赤い髪に、薄紅色の目をした女性は、馬車から降りると、御者の男性に ぴょこりと頭を下げた。

男性は軽く手をあげて頷くと、馬車をまた走らせた。女性は車輪の音が聞こえなくなるまで見送り、城へ一歩踏み出した時。



「アーキーさーん!!」


若い侍女が女性目掛けて、髪を振り乱して走ってくる。アーキーと呼ばれた女性は、ため息をついて うんざりした表情で、侍女に話しかけた。


「それで、今日は何があったの?」


ぜえぜえと肩で息をしながら、侍女は乱れた髪も気にせずに、早口で 捲し立てた。



「オルグラント様が、オルグラント様が黒いもやに包まれてしまって…誰も近づけないのです!」


涙ながらも語る侍女に、女性は また ため息をつく。


「…オルグラント様は執務室に?」


未だに息の整わない侍女の背中を擦りながら、女性は城を睨み付けた。正確には、度々この侍女と女性を悩ませる、話の主を。













「オルグラント様、アーキーさんを連れてきましたよ!オルグラント様!」



侍女が重厚で華美な装飾の施された扉を叩くが、返事どころか、全く物音がしない。


「下がって、エミリ。何にも聞こえてないのよ」


苛立ちを含んだ声とは反対に、侍女を背に庇う手は優しい。


「私が良いって言うまで、入っちゃダメよ?」


にっこり笑ってそう言うと、女性は扉を蹴破った。途端に、ドス黒いもやが流れ出てくる。


「きゃー?!アーキーさん!アーキーさん!」


半狂乱になる侍女を尻目に、女性は ずんずんと黒いもやに突っ込んでいく。完全に姿が見えなくなると、侍女は へたりと座り込んだ。

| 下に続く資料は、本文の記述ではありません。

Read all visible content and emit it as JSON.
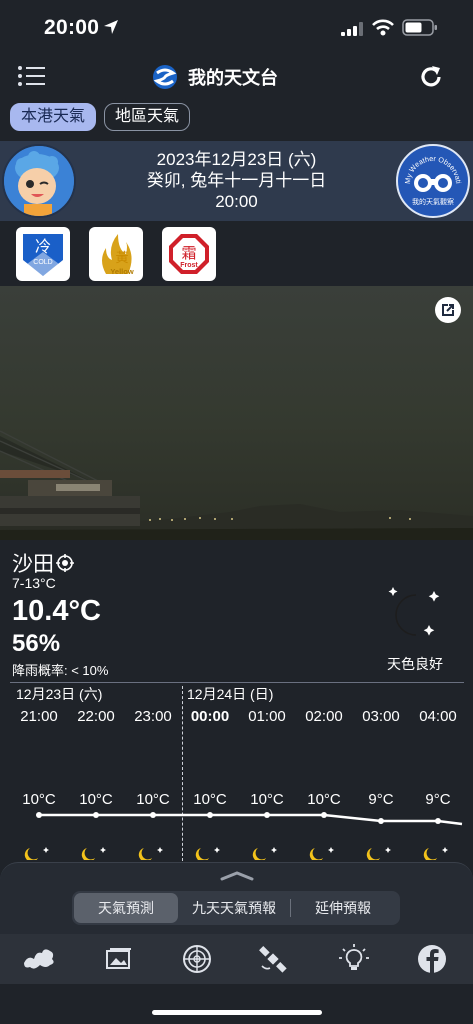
{
  "status_bar": {
    "time": "20:00"
  },
  "header": {
    "title": "我的天文台"
  },
  "region_tabs": [
    {
      "label": "本港天氣",
      "active": true
    },
    {
      "label": "地區天氣",
      "active": false
    }
  ],
  "date_info": {
    "gregorian": "2023年12月23日 (六)",
    "lunar": "癸卯, 兔年十一月十一日",
    "time": "20:00",
    "observation_badge": "My Weather Observation",
    "observation_badge_sub": "我的天氣觀察"
  },
  "warnings": [
    {
      "icon": "cold-warning-icon",
      "char": "冷",
      "label": "COLD",
      "color": "#1a5fc8"
    },
    {
      "icon": "yellow-fire-danger-icon",
      "char": "黃",
      "label": "Yellow",
      "color": "#d8a21a"
    },
    {
      "icon": "frost-warning-icon",
      "char": "霜",
      "label": "Frost",
      "color": "#d0202a"
    }
  ],
  "current": {
    "station": "沙田",
    "range": "7-13°C",
    "temperature": "10.4°C",
    "humidity": "56%",
    "rain": "降雨概率: < 10%",
    "sky": "天色良好"
  },
  "hourly": {
    "day1": "12月23日 (六)",
    "day2": "12月24日 (日)",
    "hours": [
      {
        "time": "21:00",
        "temp": "10°C",
        "value": 10,
        "bold": false
      },
      {
        "time": "22:00",
        "temp": "10°C",
        "value": 10,
        "bold": false
      },
      {
        "time": "23:00",
        "temp": "10°C",
        "value": 10,
        "bold": false
      },
      {
        "time": "00:00",
        "temp": "10°C",
        "value": 10,
        "bold": true
      },
      {
        "time": "01:00",
        "temp": "10°C",
        "value": 10,
        "bold": false
      },
      {
        "time": "02:00",
        "temp": "10°C",
        "value": 10,
        "bold": false
      },
      {
        "time": "03:00",
        "temp": "9°C",
        "value": 9,
        "bold": false
      },
      {
        "time": "04:00",
        "temp": "9°C",
        "value": 9,
        "bold": false
      }
    ]
  },
  "forecast_tabs": [
    {
      "label": "天氣預測",
      "active": true
    },
    {
      "label": "九天天氣預報",
      "active": false
    },
    {
      "label": "延伸預報",
      "active": false
    }
  ],
  "bottom_nav": [
    {
      "icon": "weather-map-icon"
    },
    {
      "icon": "images-icon"
    },
    {
      "icon": "radar-icon"
    },
    {
      "icon": "satellite-icon"
    },
    {
      "icon": "tips-lightbulb-icon"
    },
    {
      "icon": "facebook-icon"
    }
  ]
}
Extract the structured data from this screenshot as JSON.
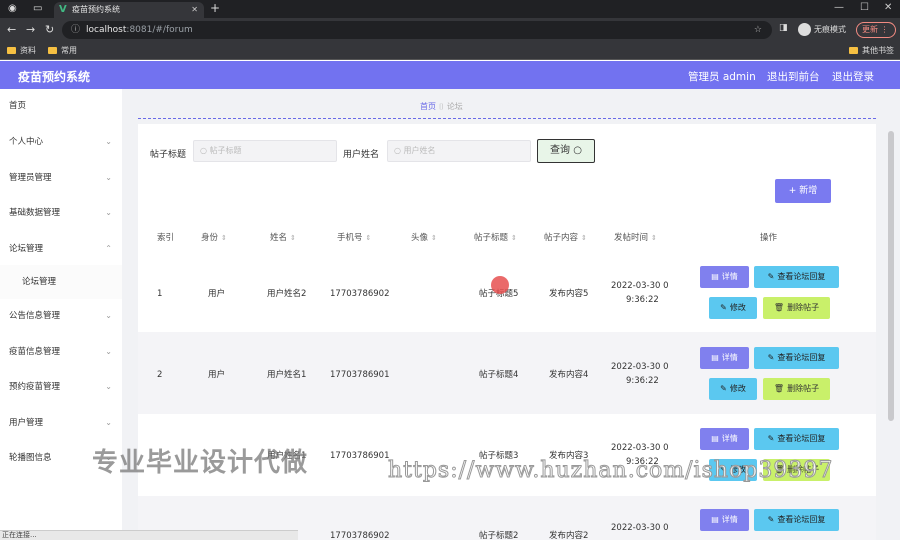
{
  "browser": {
    "tab_title": "疫苗预约系统",
    "url_host": "localhost",
    "url_rest": ":8081/#/forum",
    "incognito_label": "无痕模式",
    "update_label": "更新",
    "bookmarks": [
      "资料",
      "常用"
    ],
    "other_bookmarks": "其他书签"
  },
  "header": {
    "title": "疫苗预约系统",
    "admin_label": "管理员 admin",
    "back_label": "退出到前台",
    "logout_label": "退出登录"
  },
  "sidebar": {
    "items": [
      {
        "label": "首页"
      },
      {
        "label": "个人中心"
      },
      {
        "label": "管理员管理"
      },
      {
        "label": "基础数据管理"
      },
      {
        "label": "论坛管理"
      },
      {
        "label": "论坛管理"
      },
      {
        "label": "公告信息管理"
      },
      {
        "label": "疫苗信息管理"
      },
      {
        "label": "预约疫苗管理"
      },
      {
        "label": "用户管理"
      },
      {
        "label": "轮播图信息"
      }
    ]
  },
  "breadcrumb": {
    "home": "首页",
    "current": "论坛"
  },
  "search": {
    "title_label": "帖子标题",
    "title_placeholder": "帖子标题",
    "name_label": "用户姓名",
    "name_placeholder": "用户姓名",
    "query_label": "查询"
  },
  "add_label": "+ 新增",
  "table": {
    "columns": [
      "索引",
      "身份",
      "姓名",
      "手机号",
      "头像",
      "帖子标题",
      "帖子内容",
      "发帖时间",
      "操作"
    ],
    "actions": {
      "detail": "详情",
      "view": "查看论坛回复",
      "edit": "修改",
      "delete": "删除帖子"
    },
    "rows": [
      {
        "index": "1",
        "role": "用户",
        "name": "用户姓名2",
        "phone": "17703786902",
        "title": "帖子标题5",
        "content": "发布内容5",
        "time1": "2022-03-30 0",
        "time2": "9:36:22"
      },
      {
        "index": "2",
        "role": "用户",
        "name": "用户姓名1",
        "phone": "17703786901",
        "title": "帖子标题4",
        "content": "发布内容4",
        "time1": "2022-03-30 0",
        "time2": "9:36:22"
      },
      {
        "index": "",
        "role": "",
        "name": "用户姓名1",
        "phone": "17703786901",
        "title": "帖子标题3",
        "content": "发布内容3",
        "time1": "2022-03-30 0",
        "time2": "9:36:22"
      },
      {
        "index": "",
        "role": "",
        "name": "",
        "phone": "17703786902",
        "title": "帖子标题2",
        "content": "发布内容2",
        "time1": "2022-03-30 0",
        "time2": ""
      }
    ]
  },
  "watermark": {
    "text1": "专业毕业设计代做",
    "text2": "https://www.huzhan.com/ishop39397"
  },
  "status_text": "正在连接..."
}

女性は黒一色に染まった部屋を、迷いのない足取りで進むと、やはり迷いのない手付きで窓を開け放つ。

そうして、黒しかない視界に うんざりしながら。


「オルグラント様!」


ここにいるであろう部屋の主に、呼び掛けた。


すると、黒いもやが開けられた窓から ふわふわと外へ排出されていく。徐々にクリアになる女性の視界に、高級そうな艶のあるデスクに両手を組んで肘を付き、組んだ手に顎を乗せた黒髪の男性が映った。子供が泣き出す程の強面に険しい眉。いつも何かを睨んでいるような目は、野生の獣のようにギラギラしている。

女性はデスクに ドカドカと歩み寄ると、


「あれだけ、魔力の無駄遣いをするなって言ったじゃないですか!」


どん、と手を突いて、男性に抗議をする。立場としては、この男性は女性の上司であり、第三者がいたら眉をしかめそうな光景だが、生憎とこれはもう誰もが見慣れたもので、苦言をていする者はいなかった。二人の事情を知っていれば、誰もが口を出さなくなるのだ。

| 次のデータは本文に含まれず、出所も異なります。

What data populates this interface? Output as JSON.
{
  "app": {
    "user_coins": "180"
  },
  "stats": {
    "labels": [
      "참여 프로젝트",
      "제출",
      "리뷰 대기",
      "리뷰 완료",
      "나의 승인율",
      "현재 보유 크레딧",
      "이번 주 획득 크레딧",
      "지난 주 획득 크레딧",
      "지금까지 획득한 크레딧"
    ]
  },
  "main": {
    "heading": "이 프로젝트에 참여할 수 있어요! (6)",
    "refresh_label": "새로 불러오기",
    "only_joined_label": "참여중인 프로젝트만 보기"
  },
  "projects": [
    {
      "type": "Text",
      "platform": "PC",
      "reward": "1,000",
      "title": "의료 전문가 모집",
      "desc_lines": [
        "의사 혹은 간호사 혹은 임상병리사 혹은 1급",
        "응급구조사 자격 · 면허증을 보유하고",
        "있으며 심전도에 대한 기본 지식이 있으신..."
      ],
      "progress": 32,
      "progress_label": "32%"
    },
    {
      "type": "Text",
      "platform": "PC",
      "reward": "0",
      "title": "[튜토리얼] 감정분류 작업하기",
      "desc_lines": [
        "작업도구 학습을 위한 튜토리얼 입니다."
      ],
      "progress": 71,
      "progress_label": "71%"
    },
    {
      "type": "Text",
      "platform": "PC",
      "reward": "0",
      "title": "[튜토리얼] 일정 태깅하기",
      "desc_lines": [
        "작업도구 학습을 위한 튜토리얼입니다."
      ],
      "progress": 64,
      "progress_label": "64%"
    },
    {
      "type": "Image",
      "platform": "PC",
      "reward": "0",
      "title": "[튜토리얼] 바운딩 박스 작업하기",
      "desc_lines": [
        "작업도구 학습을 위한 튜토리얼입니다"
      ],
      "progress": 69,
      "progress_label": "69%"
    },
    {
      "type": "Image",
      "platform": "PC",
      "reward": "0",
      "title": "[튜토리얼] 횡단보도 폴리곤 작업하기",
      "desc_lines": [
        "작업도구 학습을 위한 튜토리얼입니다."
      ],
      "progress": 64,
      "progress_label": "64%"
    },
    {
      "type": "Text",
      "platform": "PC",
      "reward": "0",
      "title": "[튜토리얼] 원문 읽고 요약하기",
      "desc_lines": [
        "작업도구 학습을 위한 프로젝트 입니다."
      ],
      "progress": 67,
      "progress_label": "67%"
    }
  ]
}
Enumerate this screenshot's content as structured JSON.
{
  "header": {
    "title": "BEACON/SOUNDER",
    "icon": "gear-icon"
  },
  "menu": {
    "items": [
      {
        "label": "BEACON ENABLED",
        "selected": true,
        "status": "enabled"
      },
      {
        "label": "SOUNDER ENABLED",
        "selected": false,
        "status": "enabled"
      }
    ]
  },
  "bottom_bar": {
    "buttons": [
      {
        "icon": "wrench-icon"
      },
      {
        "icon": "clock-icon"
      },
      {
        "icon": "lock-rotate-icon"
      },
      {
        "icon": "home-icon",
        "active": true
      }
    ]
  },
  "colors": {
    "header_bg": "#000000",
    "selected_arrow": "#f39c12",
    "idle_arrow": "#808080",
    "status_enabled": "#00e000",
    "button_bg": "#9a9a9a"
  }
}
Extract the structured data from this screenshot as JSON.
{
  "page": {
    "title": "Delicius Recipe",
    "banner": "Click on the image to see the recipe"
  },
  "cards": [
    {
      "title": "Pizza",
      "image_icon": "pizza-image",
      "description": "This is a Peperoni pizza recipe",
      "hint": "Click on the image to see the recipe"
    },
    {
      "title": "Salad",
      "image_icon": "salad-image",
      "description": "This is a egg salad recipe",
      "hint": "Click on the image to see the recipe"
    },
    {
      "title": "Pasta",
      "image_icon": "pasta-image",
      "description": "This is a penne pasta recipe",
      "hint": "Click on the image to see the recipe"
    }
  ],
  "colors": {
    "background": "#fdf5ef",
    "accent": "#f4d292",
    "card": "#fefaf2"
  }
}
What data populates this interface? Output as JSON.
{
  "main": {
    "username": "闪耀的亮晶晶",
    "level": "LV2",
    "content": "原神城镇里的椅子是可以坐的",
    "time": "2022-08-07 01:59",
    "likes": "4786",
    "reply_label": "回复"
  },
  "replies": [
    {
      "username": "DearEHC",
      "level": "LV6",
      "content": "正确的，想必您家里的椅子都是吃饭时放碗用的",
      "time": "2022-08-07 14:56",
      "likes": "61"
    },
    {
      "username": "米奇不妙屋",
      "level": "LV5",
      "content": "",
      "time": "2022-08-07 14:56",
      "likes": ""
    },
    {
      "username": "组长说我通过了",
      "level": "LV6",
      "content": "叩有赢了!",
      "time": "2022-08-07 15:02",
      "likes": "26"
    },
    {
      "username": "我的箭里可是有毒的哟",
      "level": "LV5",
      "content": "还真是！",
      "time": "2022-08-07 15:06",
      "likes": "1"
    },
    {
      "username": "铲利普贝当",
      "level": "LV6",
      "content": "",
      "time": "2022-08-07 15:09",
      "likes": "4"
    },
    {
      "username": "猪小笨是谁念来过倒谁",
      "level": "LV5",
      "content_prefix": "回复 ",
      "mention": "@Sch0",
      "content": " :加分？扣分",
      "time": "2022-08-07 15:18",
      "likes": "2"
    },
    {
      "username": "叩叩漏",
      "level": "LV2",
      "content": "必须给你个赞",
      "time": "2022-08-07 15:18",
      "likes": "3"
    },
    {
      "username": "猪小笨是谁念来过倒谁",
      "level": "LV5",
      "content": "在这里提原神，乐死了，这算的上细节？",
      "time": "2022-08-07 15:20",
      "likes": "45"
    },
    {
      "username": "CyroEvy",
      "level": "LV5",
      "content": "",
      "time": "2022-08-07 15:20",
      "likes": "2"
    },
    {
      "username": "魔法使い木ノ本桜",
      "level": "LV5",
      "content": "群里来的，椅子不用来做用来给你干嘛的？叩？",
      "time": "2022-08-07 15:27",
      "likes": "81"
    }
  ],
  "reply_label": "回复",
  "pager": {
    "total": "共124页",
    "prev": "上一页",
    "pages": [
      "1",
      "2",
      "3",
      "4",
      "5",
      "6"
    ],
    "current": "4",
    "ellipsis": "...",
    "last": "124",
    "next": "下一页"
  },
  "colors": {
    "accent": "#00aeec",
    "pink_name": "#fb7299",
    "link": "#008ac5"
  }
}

「…無駄じゃない。こうして私が魔力を発したお陰で、君は私の執務室に駆け付けて、特別手当が発生した。私は君の財布に潤いを与えた。違うか?」


じろり、と大の男でも逃げ出しそうな視線を浴びせられても、女性は顔色一つ変えない。


「屁理屈はいいんです。私は今日休暇をいただいていました。このあとも、町で買い物をする予定でした」


「…すればよかったではないか」


ニヤリ、と口の端を上げただけの笑みを浮かべた男性に、女性は眉間にシワをつくって睨み付ける。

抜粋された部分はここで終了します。